134

Onlar ki, mallarını bollukta ve darlıkta harcarlar, öfkelerini yutarlar ve insanları affederler. Allah iyilik edenleri sever.

"Ellezine yünfikune fisserrai veddarrai":

İbn Abbâs: Bollukta ve darlıkta, demiştir. Âyetin manası şöyledir: Onlar Allah ile muameleye rağbet ettiler, bolluk onları şımartıp görevlerini unutturmadı, darlık da onları engelleyip cimrilik ettirmedi.

"Velkazıminel gayza":

Zeccâc şöyle demiştir: Kezamtül ğayza denir ki, içindeki öfkeyi tutmaktır. Kezamel bairi cirrethu da: Deve gevişi boğazında dolaştırıp durdu demektir.

İbn Enbari de şöyle demiştir: Aslında kazm istemeyerek ve üzülerek tutmaktır, İbn Ömer, Peygamber sallallahu aleyhi ve sellem'den şöyle dediğini rivayet etmiştir.

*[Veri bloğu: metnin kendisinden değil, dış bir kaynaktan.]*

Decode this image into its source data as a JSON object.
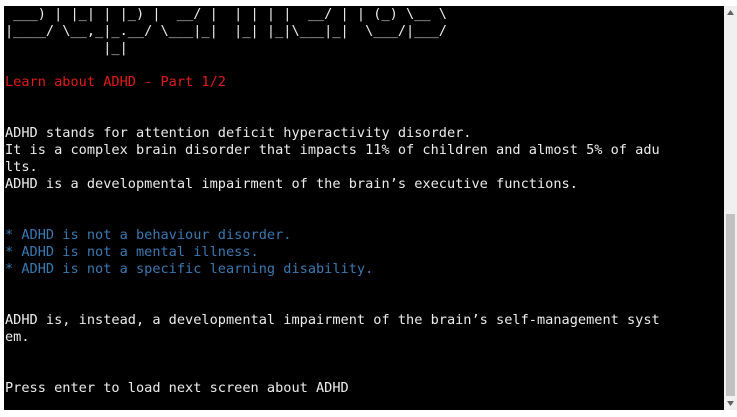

Bir kul Allah rızası için yuttuğu öfkesinden daha faziletli bir yudum yutmamıştır. 12

12 - İmam Ahmed, Müsned, 2/128; İbn Mâce, Zühd, bab, 18.

"İnsanları affedenler": Bunda da iki görüş vardır:

Birincisi: Köleleri affetmektir, bunu İbn Abbâs ile Rebi’, demişler.

İkincisi: Mutlak olarak affetmektir; onlar kendilerine haksızlık edenleri affederler, bunu da Zeyd b. Eslem ile Mukâtil, demişlerdir.